I can't figure out how to cut this file and find unique words of a particular section

Question

So there's an access log entry file named access_log and I'm supposed to find all of the unique files that were accessed on the web server. access_log is formatted like this, this is just an excerpt:

66.249.75.4 - - [14/Dec/2015:08:25:18 -0600] "GET /robots.txt HTTP/1.1" 404 1012 "-" "Mozilla/5.0 (compatible; Googlebot/2.1; +http://www.google.com/bot.html)"
66.249.75.4 - - [14/Dec/2015:08:25:18 -0600] "GET /~robert/class2.cgi HTTP/1.1" 404 1012 "-" "Mozilla/5.0 (compatible; Googlebot/2.1; +http://www.google.com/bot.html)"
66.249.75.4 - - [14/Dec/2015:08:30:19 -0600] "GET /~robert/class3.cgi HTTP/1.1" 404 1012 "-" "Mozilla/5.0 (compatible; Googlebot/2.1; +http://www.google.com/bot.html)"
202.46.61.93 - - [14/Dec/2015:09:07:34 -0600] "GET / HTTP/1.1" 200 5208 "-" "Mozilla/4.0 (compatible; MSIE 7.0; Windows NT 6.0)"

The files, for example on the first one "robots.txt", are either after the word GET, HEAD, or POST. I've tried using the cut command using " as the delimeter which hasn't worked. I literally have no idea how to separate the fields on a file like this, so I can compare them. If anyone could point me in the right direction, I'd really appreciate it.
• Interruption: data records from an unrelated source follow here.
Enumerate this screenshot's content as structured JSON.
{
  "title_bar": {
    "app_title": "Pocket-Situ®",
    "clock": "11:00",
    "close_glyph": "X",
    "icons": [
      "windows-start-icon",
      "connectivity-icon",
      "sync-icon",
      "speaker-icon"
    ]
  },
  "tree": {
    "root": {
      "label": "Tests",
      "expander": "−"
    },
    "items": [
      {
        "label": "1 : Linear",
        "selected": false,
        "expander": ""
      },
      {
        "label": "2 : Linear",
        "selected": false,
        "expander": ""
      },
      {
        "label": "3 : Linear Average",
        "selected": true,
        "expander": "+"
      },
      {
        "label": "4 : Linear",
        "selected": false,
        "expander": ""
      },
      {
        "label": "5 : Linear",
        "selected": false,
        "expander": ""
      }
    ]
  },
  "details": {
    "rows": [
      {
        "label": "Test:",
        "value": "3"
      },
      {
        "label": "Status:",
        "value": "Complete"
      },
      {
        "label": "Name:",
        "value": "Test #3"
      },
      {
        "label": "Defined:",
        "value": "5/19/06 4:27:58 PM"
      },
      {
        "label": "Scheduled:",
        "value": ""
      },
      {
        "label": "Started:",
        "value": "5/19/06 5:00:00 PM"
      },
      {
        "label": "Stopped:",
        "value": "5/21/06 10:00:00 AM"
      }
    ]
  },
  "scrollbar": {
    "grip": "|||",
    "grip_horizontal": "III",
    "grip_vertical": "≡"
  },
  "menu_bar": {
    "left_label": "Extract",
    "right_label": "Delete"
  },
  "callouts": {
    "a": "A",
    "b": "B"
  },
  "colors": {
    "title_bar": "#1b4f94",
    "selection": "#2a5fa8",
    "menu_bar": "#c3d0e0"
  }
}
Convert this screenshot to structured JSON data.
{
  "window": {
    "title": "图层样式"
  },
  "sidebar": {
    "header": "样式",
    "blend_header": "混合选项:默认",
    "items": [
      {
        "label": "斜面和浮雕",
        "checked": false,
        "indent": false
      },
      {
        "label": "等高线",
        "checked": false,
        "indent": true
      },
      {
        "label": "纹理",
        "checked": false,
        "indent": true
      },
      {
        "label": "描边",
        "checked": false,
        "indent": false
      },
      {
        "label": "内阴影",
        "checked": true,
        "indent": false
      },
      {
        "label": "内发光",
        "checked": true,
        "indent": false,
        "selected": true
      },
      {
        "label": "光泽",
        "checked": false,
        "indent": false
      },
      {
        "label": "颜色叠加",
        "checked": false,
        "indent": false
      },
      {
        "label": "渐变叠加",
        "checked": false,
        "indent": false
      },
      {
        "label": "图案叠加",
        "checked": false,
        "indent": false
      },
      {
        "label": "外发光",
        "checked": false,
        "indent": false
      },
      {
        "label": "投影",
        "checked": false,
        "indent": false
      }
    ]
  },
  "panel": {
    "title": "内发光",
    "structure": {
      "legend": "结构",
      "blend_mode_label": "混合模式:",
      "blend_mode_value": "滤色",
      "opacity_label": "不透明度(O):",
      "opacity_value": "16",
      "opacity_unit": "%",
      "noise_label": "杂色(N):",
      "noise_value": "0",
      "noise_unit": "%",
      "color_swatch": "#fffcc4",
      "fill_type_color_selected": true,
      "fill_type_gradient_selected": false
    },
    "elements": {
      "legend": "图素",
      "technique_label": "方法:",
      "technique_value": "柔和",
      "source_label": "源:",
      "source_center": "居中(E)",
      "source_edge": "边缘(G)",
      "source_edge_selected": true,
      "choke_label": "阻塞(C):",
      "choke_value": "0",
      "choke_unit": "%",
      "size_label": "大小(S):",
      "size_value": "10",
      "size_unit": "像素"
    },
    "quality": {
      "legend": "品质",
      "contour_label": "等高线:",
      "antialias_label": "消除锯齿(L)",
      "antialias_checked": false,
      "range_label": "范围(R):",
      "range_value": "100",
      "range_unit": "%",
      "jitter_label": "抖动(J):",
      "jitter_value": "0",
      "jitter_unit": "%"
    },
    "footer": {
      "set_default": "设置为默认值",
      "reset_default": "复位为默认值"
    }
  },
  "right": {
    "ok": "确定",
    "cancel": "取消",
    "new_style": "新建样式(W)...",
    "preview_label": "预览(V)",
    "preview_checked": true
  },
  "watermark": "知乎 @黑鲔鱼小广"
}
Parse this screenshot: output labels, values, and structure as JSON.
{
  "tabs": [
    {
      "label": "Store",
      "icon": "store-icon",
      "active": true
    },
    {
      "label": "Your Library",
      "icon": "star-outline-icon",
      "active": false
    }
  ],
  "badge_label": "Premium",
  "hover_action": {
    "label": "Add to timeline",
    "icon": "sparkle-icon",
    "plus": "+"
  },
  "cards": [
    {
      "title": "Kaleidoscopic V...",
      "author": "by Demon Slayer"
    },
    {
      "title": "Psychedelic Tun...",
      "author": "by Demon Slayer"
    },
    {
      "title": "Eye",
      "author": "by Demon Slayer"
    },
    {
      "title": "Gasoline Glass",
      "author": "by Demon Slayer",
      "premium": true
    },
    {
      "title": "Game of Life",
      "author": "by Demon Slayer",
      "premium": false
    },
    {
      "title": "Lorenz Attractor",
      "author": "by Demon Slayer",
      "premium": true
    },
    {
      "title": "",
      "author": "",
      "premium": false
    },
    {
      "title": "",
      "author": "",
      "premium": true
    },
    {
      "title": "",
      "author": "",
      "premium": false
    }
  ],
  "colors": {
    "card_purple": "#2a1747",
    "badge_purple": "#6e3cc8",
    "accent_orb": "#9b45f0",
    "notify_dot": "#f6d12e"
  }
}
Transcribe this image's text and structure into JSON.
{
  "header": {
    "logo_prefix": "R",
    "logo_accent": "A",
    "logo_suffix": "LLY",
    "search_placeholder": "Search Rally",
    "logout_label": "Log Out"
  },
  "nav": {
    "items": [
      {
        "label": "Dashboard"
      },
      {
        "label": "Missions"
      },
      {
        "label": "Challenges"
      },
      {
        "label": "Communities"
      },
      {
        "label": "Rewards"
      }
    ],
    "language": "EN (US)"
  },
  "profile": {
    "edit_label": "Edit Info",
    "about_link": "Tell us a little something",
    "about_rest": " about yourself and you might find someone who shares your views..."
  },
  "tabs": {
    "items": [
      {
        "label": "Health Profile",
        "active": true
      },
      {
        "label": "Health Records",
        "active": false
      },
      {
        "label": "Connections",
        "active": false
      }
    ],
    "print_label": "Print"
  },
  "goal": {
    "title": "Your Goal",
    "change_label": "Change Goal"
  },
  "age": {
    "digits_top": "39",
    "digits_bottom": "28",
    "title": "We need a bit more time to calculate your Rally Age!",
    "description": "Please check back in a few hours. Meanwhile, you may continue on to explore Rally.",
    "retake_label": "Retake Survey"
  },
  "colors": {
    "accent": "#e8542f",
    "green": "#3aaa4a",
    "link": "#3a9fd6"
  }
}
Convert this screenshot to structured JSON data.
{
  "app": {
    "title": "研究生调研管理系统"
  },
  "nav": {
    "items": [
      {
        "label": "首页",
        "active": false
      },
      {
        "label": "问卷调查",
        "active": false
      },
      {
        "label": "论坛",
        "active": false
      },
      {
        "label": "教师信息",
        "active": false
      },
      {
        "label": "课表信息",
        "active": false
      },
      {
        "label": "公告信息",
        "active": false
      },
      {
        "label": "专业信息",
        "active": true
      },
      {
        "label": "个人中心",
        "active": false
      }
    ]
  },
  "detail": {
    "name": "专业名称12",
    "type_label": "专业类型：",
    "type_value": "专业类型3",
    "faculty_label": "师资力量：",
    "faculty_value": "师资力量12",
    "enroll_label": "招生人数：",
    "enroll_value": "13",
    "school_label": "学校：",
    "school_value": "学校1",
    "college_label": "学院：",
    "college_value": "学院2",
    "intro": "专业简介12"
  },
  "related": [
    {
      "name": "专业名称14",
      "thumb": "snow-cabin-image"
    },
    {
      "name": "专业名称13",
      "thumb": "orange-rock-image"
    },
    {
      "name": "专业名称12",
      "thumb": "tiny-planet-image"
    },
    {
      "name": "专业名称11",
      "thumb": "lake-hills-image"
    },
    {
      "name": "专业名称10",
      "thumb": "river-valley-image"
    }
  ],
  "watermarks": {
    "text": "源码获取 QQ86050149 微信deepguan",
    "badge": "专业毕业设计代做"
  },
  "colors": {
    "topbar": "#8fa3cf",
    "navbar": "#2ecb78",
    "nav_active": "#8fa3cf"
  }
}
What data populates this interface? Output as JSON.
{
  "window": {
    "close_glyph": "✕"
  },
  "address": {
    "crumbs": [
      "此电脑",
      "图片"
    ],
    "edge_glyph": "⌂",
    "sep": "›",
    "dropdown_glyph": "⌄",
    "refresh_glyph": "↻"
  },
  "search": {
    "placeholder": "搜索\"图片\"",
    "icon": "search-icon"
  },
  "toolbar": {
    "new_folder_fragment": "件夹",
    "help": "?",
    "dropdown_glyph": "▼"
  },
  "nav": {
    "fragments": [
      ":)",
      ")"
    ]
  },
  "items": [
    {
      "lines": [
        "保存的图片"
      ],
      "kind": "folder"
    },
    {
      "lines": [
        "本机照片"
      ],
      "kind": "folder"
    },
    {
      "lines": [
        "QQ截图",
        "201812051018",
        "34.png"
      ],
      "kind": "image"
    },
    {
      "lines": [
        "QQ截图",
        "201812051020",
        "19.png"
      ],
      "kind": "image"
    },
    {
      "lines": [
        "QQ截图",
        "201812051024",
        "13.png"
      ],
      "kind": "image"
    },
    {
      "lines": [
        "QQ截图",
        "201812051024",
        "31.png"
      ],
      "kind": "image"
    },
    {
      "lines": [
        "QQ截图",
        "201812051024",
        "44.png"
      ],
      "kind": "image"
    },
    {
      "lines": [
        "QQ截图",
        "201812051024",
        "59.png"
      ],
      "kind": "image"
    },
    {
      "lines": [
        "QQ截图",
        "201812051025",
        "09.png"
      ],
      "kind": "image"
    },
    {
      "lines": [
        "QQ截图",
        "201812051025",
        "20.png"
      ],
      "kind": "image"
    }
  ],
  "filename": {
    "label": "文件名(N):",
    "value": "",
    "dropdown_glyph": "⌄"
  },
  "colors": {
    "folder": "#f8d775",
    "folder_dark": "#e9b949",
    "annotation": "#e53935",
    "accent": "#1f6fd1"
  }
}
Edit: Figured it out, you were right @MichaelHomer. My syntax was off so that's why cut wasn't working for me. I used space as the delimeter and it worked.

Answer 1

Here's a walk-through on the sample that you've provided.

awk prints out columns and lines which you can specify. I suggest reviewing the man page and Google for more reference. In your case the delimiter is space which will separate each column. It's going to vary because in what you've provided so far, each line has different text which will make the positioning of the columns different but for your first three lines, you can begin with the following:

cat access_log | awk 'NR==1,NR==3 {print $7}' | sort -u

NR==1,NR==3 Prints out lines 1 through 3

{print $7} Prints out the seventh column which is the file name that you need. Keep in mind that it won't always be the seventh column because the text in each line may be different.

sort -u Prints out unique values

The output is:

/robots.txt
/~robert/class2.cgi
/~robert/class3.cgi

The last part with sort won't have any effect on your sample because there are no duplicates but if the rest of your file does then it will only print out unique values in the particular column.

If you just want to print the filename then you can use the substr argument with awk command:

cat access_log | awk 'NR==1 {print substr($7,2,10)} NR==2,NR==3 {print substr($7,10,10)}'

The output will be:

robots.txt
class2.cgi
class3.cgi

To explain:

NR==1 {print substr($7,2,10)} For the first line in field 7, starting at the 2nd position, it prints out 10 characters.

NR==2,NR==3 {print substr($7,10,10)} For the second through third lines in field 7, starting at the tenth position, it prints out 10 characters.

You'll probably have to modify the columns and values as the rest of your file is probably different and won't always line up in the same position but that should get you started. It seems like quite a bit to take in but a little research will get you going into the right direction

Answer 2

an alternative, that will give you a count of each unique file hit:

awk '{print $7}' access_log | sort | uniq -c | sort -rn

or if you wanted hits on a specific day, you could grep the date first:

fgrep "14/Dec/2015" access_log | awk '{print $7}' | sort | uniq -c | sort -rn

somewhat relevant, you can use the above to also find unique visitors (at least unique IPs anyway) to your site by changing the print from $7 to $1. I personally use the same commands when my sites are being DoS'd to find which IPs to block out the network.